Je n’ai jamais souhaité écrire sur les romans de John Steinbeck, car je considère qu’aucune critique ne pourrait résumer et magnifier l’ensemble de son oeuvre, dense et magistrale. Encore une fois, À l’Est d’Eden m’a touché au plus profond de moi-même, comme si chaque mot couché sur le papier prenait tout son sens et n’avait été créé que dans le but de servir Steinbeck. La dernière page tournée, un sentiment de plénitude vous envahit, vous faisant prendre conscience de cette odyssée américaine flamboyante qui vient de se dérouler devant vos yeux. Je me refuserai donc à tout commentaire superflu qui ne viendrait qu’alourdir les propos élogieux déjà tenus à propos de ce roman, et me contenterai de vous citer un passage - un parmi tant d’autres - qui a particulièrement fait écho en moi et à ma perception des choses.

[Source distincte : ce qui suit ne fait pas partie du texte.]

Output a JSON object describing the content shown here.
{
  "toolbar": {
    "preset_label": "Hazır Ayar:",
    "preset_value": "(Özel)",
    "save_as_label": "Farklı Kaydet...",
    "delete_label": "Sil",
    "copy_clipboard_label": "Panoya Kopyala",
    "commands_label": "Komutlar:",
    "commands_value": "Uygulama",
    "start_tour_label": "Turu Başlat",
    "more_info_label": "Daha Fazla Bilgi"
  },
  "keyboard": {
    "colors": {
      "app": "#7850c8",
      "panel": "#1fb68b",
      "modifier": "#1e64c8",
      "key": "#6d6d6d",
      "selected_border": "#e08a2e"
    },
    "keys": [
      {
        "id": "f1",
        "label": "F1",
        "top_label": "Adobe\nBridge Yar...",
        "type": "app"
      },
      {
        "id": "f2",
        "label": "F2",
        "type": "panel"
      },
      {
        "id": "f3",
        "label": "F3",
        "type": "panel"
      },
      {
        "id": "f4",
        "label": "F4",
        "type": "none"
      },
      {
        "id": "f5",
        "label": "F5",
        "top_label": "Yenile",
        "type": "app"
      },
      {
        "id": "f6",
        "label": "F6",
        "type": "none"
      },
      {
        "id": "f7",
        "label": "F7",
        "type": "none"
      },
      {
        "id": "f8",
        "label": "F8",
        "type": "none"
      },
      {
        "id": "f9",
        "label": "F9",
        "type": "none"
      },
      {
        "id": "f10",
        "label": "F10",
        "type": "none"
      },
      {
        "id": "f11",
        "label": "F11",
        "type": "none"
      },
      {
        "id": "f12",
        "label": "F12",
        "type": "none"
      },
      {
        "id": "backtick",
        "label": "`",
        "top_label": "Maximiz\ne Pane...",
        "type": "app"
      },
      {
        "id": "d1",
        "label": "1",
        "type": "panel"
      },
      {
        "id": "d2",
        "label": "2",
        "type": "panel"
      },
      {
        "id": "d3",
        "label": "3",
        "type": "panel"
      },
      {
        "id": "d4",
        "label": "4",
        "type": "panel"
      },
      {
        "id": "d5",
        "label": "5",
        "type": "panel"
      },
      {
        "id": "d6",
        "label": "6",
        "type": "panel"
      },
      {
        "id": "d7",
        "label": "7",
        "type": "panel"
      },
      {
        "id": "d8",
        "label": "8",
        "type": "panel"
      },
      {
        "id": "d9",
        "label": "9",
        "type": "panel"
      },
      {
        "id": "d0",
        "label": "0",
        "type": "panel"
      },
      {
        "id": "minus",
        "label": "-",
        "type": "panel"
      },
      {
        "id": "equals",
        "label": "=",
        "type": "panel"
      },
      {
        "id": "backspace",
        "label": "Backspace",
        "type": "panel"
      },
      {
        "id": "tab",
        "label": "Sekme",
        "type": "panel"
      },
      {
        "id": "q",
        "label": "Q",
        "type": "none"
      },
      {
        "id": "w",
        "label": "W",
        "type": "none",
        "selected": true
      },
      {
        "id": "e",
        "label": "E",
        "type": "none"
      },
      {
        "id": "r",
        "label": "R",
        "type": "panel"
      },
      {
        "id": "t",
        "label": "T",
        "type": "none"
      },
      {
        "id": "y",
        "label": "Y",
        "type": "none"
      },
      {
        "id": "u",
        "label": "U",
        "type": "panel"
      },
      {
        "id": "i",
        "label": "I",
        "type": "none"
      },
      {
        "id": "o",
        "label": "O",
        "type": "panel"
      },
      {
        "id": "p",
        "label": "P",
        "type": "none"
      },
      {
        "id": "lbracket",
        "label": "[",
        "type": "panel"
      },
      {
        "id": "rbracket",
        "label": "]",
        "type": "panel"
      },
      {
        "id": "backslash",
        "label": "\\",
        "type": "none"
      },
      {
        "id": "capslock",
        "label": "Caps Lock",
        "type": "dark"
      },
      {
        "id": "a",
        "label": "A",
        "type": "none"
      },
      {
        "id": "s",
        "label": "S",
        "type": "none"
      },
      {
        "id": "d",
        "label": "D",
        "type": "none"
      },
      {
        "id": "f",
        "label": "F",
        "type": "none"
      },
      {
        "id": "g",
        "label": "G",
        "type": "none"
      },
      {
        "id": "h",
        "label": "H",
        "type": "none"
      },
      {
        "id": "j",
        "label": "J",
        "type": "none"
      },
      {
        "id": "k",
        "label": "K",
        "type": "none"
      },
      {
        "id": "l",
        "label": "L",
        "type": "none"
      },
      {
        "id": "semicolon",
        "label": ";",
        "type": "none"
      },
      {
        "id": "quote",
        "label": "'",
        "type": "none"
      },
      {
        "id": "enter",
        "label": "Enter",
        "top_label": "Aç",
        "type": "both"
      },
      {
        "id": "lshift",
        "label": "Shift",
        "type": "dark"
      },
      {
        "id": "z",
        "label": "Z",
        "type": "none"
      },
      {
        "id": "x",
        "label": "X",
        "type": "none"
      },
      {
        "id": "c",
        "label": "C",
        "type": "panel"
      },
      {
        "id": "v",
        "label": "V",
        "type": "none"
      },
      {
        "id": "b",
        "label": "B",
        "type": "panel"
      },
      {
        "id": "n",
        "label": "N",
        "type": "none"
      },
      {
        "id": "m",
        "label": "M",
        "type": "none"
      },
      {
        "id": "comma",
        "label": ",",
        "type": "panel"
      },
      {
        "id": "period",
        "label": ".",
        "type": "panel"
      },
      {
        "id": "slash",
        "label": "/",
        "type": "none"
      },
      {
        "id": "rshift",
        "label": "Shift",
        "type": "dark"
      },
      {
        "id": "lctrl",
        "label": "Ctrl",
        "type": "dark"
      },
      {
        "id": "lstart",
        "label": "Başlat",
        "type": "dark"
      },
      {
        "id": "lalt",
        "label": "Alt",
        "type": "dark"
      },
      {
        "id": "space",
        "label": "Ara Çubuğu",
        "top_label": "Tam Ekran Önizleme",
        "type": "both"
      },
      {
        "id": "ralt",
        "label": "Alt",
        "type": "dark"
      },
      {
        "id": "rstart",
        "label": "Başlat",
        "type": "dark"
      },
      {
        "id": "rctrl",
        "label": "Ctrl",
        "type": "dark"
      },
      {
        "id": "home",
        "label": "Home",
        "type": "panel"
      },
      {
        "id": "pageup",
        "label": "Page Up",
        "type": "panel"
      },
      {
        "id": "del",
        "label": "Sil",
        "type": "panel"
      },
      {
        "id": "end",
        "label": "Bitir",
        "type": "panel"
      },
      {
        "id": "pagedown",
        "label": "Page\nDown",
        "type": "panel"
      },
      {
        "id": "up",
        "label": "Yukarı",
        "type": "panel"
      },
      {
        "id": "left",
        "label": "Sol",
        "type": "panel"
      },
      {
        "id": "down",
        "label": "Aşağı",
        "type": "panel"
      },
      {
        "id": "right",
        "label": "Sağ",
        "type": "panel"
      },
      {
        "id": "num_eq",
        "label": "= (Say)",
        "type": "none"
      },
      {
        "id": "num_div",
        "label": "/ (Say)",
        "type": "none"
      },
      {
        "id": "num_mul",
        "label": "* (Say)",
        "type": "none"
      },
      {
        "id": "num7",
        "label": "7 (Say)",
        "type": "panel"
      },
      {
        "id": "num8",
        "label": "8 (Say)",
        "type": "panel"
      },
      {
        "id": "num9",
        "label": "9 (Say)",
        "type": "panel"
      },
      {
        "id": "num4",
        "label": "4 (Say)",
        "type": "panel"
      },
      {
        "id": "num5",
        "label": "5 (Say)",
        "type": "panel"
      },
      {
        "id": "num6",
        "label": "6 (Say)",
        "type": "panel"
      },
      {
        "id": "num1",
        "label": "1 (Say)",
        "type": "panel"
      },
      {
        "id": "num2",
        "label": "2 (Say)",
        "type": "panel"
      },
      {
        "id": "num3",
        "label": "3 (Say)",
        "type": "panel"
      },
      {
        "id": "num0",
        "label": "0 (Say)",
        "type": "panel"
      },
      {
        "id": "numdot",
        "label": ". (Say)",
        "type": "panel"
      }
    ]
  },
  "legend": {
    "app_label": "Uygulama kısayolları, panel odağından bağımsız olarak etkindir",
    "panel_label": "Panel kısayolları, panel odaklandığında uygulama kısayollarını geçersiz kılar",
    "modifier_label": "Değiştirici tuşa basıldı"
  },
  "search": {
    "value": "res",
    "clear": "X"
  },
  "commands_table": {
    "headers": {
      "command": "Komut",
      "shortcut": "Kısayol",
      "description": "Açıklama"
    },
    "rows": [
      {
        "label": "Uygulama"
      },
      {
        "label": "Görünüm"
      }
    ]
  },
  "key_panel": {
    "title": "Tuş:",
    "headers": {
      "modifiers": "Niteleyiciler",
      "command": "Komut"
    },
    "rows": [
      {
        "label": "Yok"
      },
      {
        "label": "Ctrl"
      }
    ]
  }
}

Sous sa carapace de lâcheté, l’homme aspire à la bonté et veut être
aimé. S’il prend le chemin du vice, c’est qu’il a cru prendre un
raccourci qui le mènerait à l’amour. Lorsqu’un homme arrive au moment
suprême, peu importe son talent, son pouvoir ou son génie, s’il meurt
haï, sa vie est une faillite et sa mort une froide horreur. Il me
semble que vous ou moi, au moment de choisir entre deux voies, devons
toujours penser à notre fin et vivre pour que notre mort ne fasse
plaisir à personne. Nous n’avons qu’une histoire. Tous les romans,
tous les poèmes, sont bâtis sur la lutte incessante que se livrent en
nous-mêmes le bien et le mal. Le mal doit être constamment ressuscité,
alors que le bien, alors que la vertu sont immortels. Le vice offre
toujours un visage frais et jeune, alors que la vertu est plus
vénérable que tout au monde.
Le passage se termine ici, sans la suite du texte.